Rangnicks Trainingsgestaltung ist durchweg abwechslungsreich und auf die Bedürfnisse der Mannschaft, aber auch jedes einzelnen Spielers abgestimmt.
Ein weiterer Punkt, den man in vielen Spielen der letzten Spielzeit als Schwäche erkennen konnte, ist der interne, aber auch externe Druck. Im Training wird aus Spielern ein Team geformt und Taktiken entwickelt, aber auch die ganz persönliche Seite jedes Fußballers muss gestärkt werden und damit ist es wichtig, dass im Training nicht nur das Optimum aus jedem einzelnen Spieler heraus geholt werden sollte und eine Mannschaft geformt werden muss, sondern auch der Druck abgebaut wird. Wenn der FC Bayern München jedes Jahr nur das Triple als Ziel haben kann, dann ist der Druck zwar ein anderer, aber ist er auch größer beziehungsweise höher? Welcher Spieler will schon als (größten) Erfolg den Aufstieg in die erste Liga in der Vita stehen haben? Für sehr viele kann der Aufstieg nur Mittel zum Zweck sein und ein Zwischenschritt, genauso wie RB Leipzig als Zweitligist nur eine Station zu Größeren sein kann.
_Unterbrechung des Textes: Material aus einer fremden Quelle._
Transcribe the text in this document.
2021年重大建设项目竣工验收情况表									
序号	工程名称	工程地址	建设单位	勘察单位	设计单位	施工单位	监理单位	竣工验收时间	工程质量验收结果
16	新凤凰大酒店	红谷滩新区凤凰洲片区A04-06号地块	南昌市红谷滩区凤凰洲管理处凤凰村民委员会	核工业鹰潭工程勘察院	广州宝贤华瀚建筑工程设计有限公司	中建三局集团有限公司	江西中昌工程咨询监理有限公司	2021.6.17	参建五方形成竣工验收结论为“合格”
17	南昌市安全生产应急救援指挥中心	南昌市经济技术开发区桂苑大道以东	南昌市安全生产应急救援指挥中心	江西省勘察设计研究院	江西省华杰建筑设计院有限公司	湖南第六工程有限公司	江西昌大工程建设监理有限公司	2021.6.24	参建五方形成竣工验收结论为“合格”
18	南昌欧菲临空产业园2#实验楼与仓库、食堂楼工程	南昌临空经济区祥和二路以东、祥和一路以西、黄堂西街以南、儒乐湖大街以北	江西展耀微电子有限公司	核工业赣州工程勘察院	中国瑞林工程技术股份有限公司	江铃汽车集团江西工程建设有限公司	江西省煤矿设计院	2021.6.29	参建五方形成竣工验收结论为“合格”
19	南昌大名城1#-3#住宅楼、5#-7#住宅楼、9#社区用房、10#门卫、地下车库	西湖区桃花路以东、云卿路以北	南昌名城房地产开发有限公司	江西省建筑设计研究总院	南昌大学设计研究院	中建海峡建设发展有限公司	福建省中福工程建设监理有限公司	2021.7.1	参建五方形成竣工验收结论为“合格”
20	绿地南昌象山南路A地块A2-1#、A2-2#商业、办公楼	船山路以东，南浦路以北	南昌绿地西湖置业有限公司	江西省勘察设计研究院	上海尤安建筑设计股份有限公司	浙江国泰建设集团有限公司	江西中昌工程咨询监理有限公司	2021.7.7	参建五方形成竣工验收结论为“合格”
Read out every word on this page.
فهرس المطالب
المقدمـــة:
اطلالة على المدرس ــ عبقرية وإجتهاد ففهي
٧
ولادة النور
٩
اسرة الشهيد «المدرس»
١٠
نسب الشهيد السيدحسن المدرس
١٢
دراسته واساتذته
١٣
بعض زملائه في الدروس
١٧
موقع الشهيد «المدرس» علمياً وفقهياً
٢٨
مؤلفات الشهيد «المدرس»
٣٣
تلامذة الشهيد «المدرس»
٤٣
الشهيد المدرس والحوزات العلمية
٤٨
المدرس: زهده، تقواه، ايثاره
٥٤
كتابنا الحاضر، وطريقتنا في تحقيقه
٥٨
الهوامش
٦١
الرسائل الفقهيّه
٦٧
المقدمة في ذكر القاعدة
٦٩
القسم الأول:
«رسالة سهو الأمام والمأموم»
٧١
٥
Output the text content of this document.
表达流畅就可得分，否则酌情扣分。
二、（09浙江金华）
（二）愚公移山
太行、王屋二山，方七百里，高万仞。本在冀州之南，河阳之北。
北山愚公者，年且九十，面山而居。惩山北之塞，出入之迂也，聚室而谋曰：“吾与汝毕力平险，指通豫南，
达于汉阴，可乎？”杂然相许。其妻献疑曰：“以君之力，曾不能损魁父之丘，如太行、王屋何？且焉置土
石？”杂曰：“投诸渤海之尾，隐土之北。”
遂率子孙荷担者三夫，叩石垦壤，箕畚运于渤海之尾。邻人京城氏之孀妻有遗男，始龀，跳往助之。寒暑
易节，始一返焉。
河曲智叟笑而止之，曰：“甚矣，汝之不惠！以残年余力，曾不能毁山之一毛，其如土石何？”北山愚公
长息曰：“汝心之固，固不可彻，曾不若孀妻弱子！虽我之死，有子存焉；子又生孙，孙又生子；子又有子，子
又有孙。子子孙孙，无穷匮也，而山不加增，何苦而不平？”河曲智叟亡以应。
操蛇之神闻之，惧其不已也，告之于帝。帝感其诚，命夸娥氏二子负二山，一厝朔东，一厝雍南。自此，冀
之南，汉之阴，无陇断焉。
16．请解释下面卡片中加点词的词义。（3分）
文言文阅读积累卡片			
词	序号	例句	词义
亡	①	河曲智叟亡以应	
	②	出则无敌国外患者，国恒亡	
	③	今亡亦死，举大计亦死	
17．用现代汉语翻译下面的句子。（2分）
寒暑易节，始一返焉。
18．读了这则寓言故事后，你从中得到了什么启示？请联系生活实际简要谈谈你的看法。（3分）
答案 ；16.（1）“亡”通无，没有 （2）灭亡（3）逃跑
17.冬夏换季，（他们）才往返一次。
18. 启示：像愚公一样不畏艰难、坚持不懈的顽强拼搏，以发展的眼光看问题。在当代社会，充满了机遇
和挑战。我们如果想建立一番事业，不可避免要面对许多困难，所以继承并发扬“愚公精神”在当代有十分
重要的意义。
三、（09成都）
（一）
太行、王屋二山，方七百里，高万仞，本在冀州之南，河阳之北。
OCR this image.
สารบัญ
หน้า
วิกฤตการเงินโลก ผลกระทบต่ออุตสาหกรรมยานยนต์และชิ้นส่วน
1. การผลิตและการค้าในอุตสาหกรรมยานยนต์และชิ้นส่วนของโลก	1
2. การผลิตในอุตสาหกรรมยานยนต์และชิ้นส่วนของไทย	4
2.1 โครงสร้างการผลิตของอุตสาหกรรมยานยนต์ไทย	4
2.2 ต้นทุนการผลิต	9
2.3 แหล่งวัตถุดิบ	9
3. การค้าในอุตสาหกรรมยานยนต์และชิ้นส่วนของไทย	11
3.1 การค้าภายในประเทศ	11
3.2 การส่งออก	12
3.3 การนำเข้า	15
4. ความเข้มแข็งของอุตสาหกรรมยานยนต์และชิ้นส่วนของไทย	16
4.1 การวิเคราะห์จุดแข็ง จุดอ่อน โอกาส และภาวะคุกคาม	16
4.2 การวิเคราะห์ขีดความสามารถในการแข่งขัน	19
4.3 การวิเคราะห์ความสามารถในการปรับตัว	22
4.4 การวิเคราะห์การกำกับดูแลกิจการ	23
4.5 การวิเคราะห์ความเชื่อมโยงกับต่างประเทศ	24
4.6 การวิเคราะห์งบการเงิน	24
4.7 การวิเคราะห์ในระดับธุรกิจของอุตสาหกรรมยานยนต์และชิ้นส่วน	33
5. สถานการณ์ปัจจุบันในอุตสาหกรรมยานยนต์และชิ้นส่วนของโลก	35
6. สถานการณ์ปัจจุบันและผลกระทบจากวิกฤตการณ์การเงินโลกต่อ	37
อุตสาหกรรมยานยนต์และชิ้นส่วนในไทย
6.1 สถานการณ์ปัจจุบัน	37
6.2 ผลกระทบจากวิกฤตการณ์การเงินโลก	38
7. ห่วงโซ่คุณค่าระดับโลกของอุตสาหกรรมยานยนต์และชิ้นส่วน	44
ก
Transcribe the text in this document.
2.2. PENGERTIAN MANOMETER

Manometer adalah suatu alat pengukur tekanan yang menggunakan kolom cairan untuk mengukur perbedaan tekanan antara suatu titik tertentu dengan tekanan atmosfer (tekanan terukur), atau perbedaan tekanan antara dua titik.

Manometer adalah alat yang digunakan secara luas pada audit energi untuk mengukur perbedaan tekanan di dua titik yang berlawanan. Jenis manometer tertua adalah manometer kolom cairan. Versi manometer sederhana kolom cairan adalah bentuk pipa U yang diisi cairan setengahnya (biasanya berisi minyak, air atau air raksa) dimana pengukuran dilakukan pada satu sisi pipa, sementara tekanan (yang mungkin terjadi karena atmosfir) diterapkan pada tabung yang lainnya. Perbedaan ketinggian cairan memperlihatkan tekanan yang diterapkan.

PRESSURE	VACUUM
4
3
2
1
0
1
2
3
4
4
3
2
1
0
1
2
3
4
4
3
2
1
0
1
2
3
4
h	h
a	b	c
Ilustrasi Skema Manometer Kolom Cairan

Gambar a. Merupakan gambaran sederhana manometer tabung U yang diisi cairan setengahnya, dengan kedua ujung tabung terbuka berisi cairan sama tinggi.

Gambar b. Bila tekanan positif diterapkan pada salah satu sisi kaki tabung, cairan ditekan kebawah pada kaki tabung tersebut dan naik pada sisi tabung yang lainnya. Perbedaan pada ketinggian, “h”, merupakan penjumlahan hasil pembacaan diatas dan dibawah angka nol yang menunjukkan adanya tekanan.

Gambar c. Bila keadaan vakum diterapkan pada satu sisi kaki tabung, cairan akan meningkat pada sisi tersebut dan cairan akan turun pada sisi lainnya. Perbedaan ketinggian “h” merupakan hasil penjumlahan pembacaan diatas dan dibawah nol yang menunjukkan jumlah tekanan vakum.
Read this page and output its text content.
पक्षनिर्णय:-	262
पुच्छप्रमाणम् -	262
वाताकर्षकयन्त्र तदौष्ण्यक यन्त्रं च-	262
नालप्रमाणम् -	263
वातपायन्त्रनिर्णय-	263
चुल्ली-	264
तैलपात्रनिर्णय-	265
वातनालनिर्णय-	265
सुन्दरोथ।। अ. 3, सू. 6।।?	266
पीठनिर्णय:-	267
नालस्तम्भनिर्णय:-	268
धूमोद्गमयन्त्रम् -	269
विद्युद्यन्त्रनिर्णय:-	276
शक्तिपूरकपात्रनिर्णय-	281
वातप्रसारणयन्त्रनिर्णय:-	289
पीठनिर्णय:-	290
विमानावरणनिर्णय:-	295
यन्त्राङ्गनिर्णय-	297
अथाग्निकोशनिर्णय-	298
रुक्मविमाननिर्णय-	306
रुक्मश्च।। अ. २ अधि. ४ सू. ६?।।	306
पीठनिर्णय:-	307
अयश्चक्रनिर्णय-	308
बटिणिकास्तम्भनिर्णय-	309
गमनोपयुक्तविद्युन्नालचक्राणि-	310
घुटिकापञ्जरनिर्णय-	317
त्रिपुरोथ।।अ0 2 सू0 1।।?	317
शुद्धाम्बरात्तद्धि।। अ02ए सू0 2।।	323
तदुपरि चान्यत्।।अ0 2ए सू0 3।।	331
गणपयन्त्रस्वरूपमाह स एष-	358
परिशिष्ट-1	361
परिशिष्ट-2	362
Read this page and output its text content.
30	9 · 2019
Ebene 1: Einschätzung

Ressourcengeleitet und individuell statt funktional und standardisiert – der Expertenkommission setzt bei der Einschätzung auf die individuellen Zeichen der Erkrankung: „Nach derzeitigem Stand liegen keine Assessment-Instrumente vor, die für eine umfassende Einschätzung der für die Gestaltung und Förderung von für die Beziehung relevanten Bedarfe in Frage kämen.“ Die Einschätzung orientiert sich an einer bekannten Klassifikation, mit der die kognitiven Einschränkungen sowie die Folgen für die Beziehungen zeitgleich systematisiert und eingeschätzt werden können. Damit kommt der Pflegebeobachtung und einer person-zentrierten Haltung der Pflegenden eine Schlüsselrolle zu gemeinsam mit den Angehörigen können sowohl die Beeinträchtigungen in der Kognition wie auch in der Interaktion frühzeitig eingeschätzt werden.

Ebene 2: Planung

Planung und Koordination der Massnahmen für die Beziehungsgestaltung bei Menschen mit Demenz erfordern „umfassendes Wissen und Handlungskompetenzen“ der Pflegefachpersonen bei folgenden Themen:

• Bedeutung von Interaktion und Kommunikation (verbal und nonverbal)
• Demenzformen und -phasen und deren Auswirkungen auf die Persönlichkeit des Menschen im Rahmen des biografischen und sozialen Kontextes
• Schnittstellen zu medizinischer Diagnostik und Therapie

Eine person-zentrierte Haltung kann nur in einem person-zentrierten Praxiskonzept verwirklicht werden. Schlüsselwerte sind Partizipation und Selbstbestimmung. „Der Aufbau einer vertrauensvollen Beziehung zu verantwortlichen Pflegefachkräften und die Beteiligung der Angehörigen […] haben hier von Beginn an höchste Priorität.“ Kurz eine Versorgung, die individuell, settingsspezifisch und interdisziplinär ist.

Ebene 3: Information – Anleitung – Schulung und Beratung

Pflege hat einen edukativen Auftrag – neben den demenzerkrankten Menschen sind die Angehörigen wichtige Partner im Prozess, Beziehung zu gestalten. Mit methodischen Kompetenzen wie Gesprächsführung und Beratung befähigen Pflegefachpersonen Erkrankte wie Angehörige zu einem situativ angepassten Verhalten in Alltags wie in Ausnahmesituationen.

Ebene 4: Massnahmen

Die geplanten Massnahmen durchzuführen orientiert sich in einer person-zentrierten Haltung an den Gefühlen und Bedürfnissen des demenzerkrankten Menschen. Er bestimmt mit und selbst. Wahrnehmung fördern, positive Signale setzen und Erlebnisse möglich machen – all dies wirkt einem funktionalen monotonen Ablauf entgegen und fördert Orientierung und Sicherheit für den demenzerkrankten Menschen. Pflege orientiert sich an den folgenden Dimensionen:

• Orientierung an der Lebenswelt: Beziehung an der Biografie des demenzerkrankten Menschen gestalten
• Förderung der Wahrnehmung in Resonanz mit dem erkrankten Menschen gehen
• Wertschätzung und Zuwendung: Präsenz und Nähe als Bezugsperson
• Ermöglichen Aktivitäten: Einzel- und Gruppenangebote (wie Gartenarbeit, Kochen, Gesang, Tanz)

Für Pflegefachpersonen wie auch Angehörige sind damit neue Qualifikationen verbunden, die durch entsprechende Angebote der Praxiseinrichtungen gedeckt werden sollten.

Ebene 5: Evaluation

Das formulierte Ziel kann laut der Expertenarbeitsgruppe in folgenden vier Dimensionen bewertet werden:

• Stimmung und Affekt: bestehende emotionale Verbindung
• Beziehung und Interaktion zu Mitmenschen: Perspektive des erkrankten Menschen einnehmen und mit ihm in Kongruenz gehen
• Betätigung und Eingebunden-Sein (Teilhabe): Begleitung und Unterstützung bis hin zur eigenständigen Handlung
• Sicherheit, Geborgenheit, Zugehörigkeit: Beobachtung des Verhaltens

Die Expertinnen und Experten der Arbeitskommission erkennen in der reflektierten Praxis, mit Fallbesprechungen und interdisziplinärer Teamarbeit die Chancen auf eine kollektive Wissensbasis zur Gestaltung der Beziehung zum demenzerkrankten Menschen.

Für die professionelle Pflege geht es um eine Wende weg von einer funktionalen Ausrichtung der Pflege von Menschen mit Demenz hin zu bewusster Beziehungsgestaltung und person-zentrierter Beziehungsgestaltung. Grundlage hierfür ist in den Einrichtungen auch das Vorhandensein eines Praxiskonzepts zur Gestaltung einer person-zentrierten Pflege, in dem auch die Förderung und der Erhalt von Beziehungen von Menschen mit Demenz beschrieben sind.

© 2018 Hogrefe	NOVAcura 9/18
Als Anhänger von RasenBallsport Leipzig wünscht man sich vielleicht nicht den Aufstieg, aber zumindest eine Saison ohne katastrophale Spiele. Wenn am Sonntag die Saison musikalisch eröffnet wird, sind es nur noch sechs Tage bis zum Auswärtsspiel in Frankfurt. Sechs Tage, in denen man noch einmal Kraft tanken kann um dann am Samstag seine Mannschaft zum Sieg zu peitschen. Die Vorfreude auf die neue Saison ist schon jetzt riesig und alle Rasenball-Fans wollen wohl, dass es endlich wieder los geht. Keine Transfergerüchte mehr, keine Testspiele mehr, sondern nur noch richtige und wichtige Ligaspiele, Emotionen und hoffentlich sehr viele Siege.

Für Leipzig. Für RB. Für rot-weiße Fankultur.